Analogue Vacation

Mar 23, 2009 12:24

I blinked twice to fast-forward the counter-person to 'ticket purchase' but nothing happened. She stood there behind the counter, asking me again if I had packed my bags myself. I blinked twice again. Nothing. I sighed. They were using real people.

That’s how much of a backwater dive this planet was. I couldn’t wait to leave. Real people? That wasn’t even retro anymore. It was almost slave labor.

“Yes, I packed my bags myself.” I answered.

“Passport, please.” She said.

I mentally shunted my passport over to her computer. I didn’t get the okay in my peripheral vision. Her system must be slow. We looked at each other with an expectant pause.

“Sir?” she asked, hand out. She was growing impatient.

Oh no, I thought. Seriously? Totally analogue. She was expecting actual physical paper printed in some sort of booklet. I had read about it. It might have been in the package I received for my Earth tour but I must have assumed it was a receipt or something.
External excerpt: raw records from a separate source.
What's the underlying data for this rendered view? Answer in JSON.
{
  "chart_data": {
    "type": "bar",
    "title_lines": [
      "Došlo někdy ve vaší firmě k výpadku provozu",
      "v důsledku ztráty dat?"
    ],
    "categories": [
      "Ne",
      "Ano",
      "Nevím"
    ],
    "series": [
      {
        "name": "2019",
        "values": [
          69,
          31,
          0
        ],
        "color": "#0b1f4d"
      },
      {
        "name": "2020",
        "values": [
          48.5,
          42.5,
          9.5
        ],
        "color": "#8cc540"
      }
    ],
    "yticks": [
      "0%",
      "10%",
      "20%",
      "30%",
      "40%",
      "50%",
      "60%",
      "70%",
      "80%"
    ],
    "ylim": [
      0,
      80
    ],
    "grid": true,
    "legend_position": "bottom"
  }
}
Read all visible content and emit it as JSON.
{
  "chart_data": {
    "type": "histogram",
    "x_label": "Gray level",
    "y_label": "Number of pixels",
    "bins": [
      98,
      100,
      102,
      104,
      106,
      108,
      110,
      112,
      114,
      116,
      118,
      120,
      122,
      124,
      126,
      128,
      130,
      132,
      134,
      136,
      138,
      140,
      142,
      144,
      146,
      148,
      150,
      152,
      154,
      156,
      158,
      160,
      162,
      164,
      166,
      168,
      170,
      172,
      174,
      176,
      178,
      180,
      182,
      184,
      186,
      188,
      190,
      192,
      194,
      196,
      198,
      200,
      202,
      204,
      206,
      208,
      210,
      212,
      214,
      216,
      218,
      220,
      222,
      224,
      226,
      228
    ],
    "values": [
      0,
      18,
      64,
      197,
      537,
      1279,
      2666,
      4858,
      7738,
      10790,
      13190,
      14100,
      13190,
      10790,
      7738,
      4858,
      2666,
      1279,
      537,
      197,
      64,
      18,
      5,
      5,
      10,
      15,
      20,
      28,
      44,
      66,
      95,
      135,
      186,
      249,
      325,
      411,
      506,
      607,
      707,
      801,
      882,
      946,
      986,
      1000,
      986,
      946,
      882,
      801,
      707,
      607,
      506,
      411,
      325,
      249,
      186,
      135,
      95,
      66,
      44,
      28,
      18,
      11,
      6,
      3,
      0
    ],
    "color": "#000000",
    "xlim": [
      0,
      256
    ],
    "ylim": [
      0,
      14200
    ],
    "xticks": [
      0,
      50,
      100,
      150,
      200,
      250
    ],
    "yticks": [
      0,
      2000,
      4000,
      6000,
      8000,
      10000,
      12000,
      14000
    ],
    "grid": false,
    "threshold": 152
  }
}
“I don’t have it.” I said, lamely.

“Well, sir, you won’t be able to leave the spaceport without it.” She replied smugly. I got the feeling that every time this happened, she chalked a point to herself and the other luddites who believed in an old way of operation. Ignorant tourists like me must make their days a happy place.

Some planets had themselves a belief that cranial implant software was evil and led to a lack of privacy. I could see where they were coming from in some ways. I mean, that’s why I was here. I wanted an offline vacation package.

“Take a seat over there, please.” She said, pointing to a bench with six other pale men sitting on it. Bewildered and lost, they stared at their dead feeds for information. There was a public terminal inset into the wall with ‘email’ that would let me access the UniNet but it would take days for my peers to respond to my requests in that way.

It was going to be a long wait.

Stupid backwater planet. I’m never coming back here.